02:06Mais surtout, ce qui m'a permis de m'accrocher,
02:08c'est de me dire que je voulais que le bien l'emporte sur le mal,
02:11que je ne voulais pas qu'il remporte ce match
02:13qui allait être le plus long de ma vie.
02:14Et puis après, pendant le procès,
02:16parce que je m'y étais préparée comme à une finale de Roland-Garros
02:19et parce qu'à ce moment-là, la seule chose qui m'importait,
02:22c'était de venger la petite fille de 12 ans que j'étais,
02:24c'était de le détruire, c'était de protéger la société.
02:27Les premières années de cette procédure
02:29sont peut-être même plus dures encore que les années de violence
02:32parce que je ressens tout autant, voire plus.
02:36Je suis en sécurité et pour autant, j'ai peur de tout
02:39et je ne fais plus rien et je ne contrôle plus rien dans ma vie.
02:41Mais en même temps, c'est extrêmement thérapeutique
02:43parce qu'en 7 ans de procédure,
02:46ça m'a certainement fait gagner 30 ans de psychothérapie,
02:48notamment le procès qui, en 10 jours,
02:50m'a fait comprendre plus certainement
02:53que toutes les années de silence.
02:55Il a été condamné à 18 ans de réclusion criminelle
02:58à laquelle s'ajoute une interdiction à vie
03:00d'exercer en contact avec des mineurs
03:02et 5 ans de suivi socio-judiciaire.
03:04C'est important, lorsque l'on dit la peine,
03:06de ne pas dire uniquement la peine de prison
03:08parce que l'objectif, c'est de pouvoir réinsérer cette personne dans la société
03:12et de la réinsérer pour qu'elle ne fasse plus de mal à cette société-là.
03:16Et la question maintenant qui se pose,
03:18c'est au vu de la dernière phrase qu'il avait dite
03:20avant la délibération du second procès.
03:23Je sais que je vais retourner en prison et pour longtemps,
03:25et c'est mérité, mais quand je sortirai,
03:26j'irai en Australie et j'irai entraîner.
03:29Moi, cette phrase, elle m'a fait penser à deux choses.

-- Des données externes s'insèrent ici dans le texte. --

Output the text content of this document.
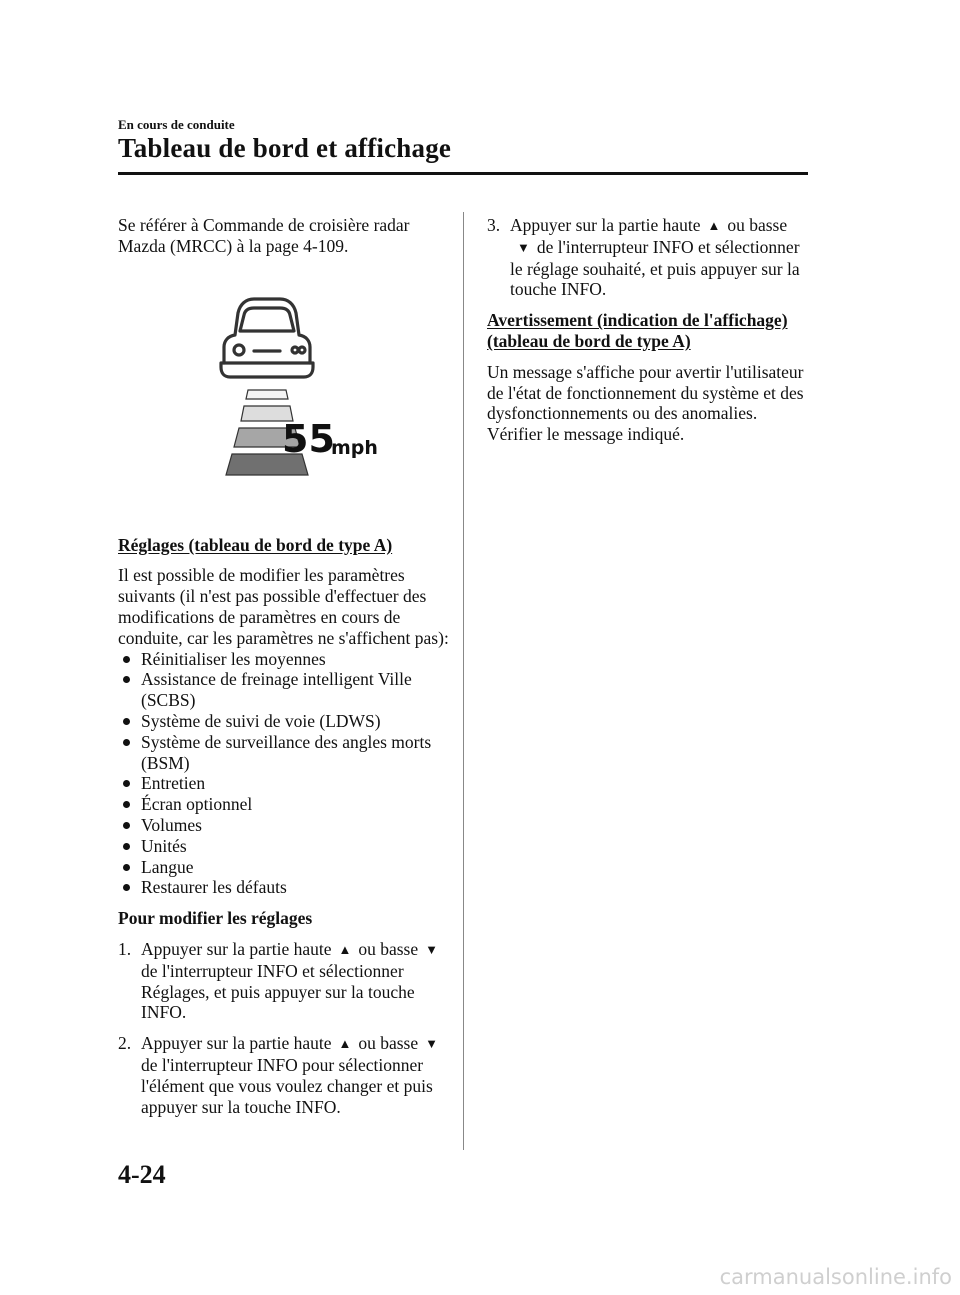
En cours de conduite
Tableau de bord et affichage

Se référer à Commande de croisière radar Mazda (MRCC) à la page 4-109.

55
mph

Réglages (tableau de bord de type A)

Il est possible de modifier les paramètres suivants (il n'est pas possible d'effectuer des modifications de paramètres en cours de conduite, car les paramètres ne s'affichent pas):

Réinitialiser les moyennes
Assistance de freinage intelligent Ville (SCBS)
Système de suivi de voie (LDWS)
Système de surveillance des angles morts (BSM)
Entretien
Écran optionnel
Volumes
Unités
Langue
Restaurer les défauts

Pour modifier les réglages

1. Appuyer sur la partie haute ▲ ou basse ▼de l'interrupteur INFO et sélectionner Réglages, et puis appuyer sur la touche INFO.

2. Appuyer sur la partie haute ▲ ou basse ▼de l'interrupteur INFO pour sélectionner l'élément que vous voulez changer et puis appuyer sur la touche INFO.

3. Appuyer sur la partie haute ▲ ou basse▼ de l'interrupteur INFO et sélectionner le réglage souhaité, et puis appuyer sur la touche INFO.

Avertissement (indication de l'affichage) (tableau de bord de type A)

Un message s'affiche pour avertir l'utilisateur de l'état de fonctionnement du système et des dysfonctionnements ou des anomalies.

Vérifier le message indiqué.

4-24
carmanualsonline.info
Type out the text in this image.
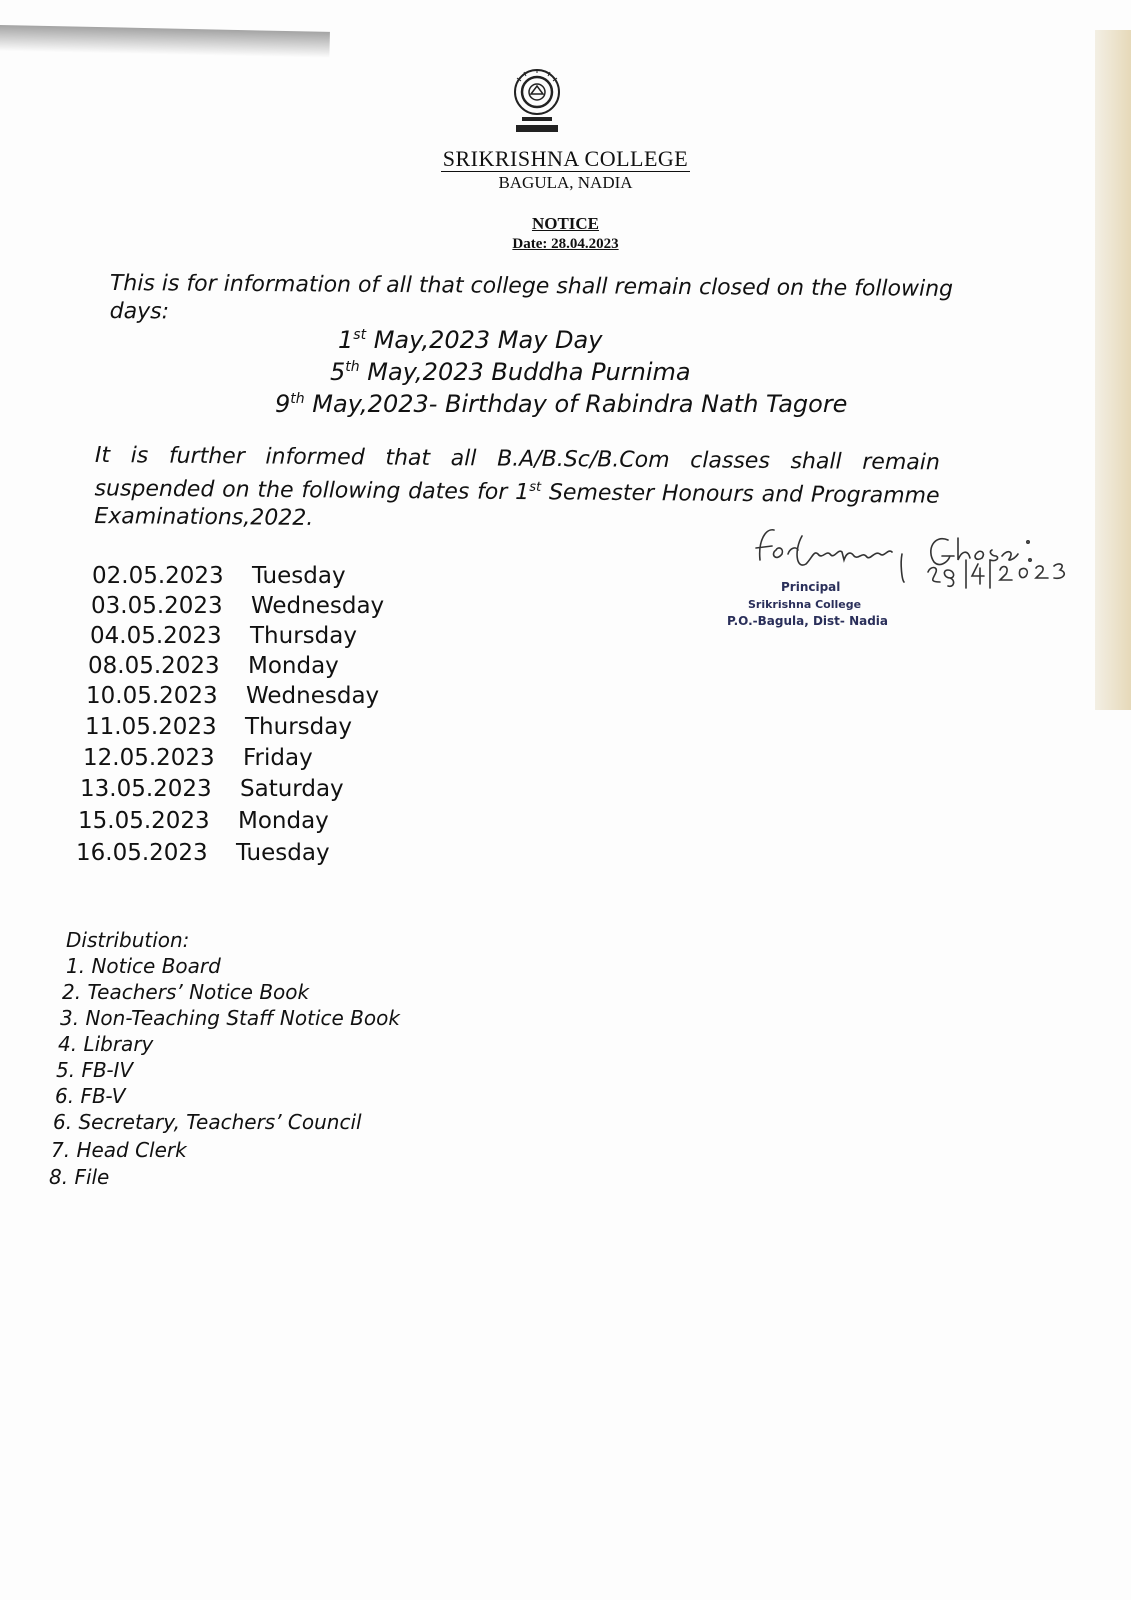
SRIKRISHNA COLLEGE
BAGULA, NADIA
NOTICE
Date: 28.04.2023
This is for information of all that college shall remain closed on the following days:
1st May,2023 May Day
5th May,2023 Buddha Purnima
9th May,2023- Birthday of Rabindra Nath Tagore
It is further informed that all B.A/B.Sc/B.Com classes shall remain suspended on the following dates for 1st Semester Honours and Programme Examinations,2022.
02.05.2023 Tuesday
03.05.2023 Wednesday
04.05.2023 Thursday
08.05.2023 Monday
10.05.2023 Wednesday
11.05.2023 Thursday
12.05.2023 Friday
13.05.2023 Saturday
15.05.2023 Monday
16.05.2023 Tuesday
Principal
Srikrishna College
P.O.-Bagula, Dist- Nadia
Distribution:
1. Notice Board
2. Teachers’ Notice Book
3. Non-Teaching Staff Notice Book
4. Library
5. FB-IV
6. FB-V
6. Secretary, Teachers’ Council
7. Head Clerk
8. File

03:32La première, c'est au bout de 7 ans de procédure,
03:34je n'ai pas l'impression qu'il ait pris conscience de ce qu'il avait fait.
03:36Et la deuxième, c'est si réellement il a envie de partir en Australie.
03:39Est-ce qu'au niveau mondial,
03:41on a mis en place suffisamment de filets
03:45pour pouvoir protéger non pas les citoyens français,
03:47mais les enfants du monde entier ?
03:49Aujourd'hui, ça va être certainement un de mes combats
03:51de faire en sorte qu'il y ait finalement
03:53un croisement des données de tous les pays
03:55pour que les pédocriminels, lorsqu'ils arrivent dans un autre pays,
03:58on soit en mesure de les interdire d'être en contact avec des mineurs.
04:01Je remercie beaucoup plus la petite de 12 ans que j'étais
04:03que la femme que je suis,
04:04parce que c'est surtout elle qui a eu le courage de se battre
04:07pour me permettre d'être adulte,
04:08pour me permettre d'être femme, d'être mère
04:10et d'être ici devant vous.
04:12Aujourd'hui, je crois que ce qui me fait le plus plaisir personnellement
04:15par rapport à ce livre,
04:16au-delà de l'impact évidemment que j'espère qu'il aura sur la société,
04:20c'est tous les messages de mes anciens élèves que je reçois
04:23et qui me disent à quel point j'ai marqué leur vie
04:26par ma bienveillance, par mon humanité.
04:28Il ne peut pas y avoir aujourd'hui un plus beau cadeau qu'ils me font
04:32que de me dire que j'espère réussir à devenir l'adulte que je rêvais d'être.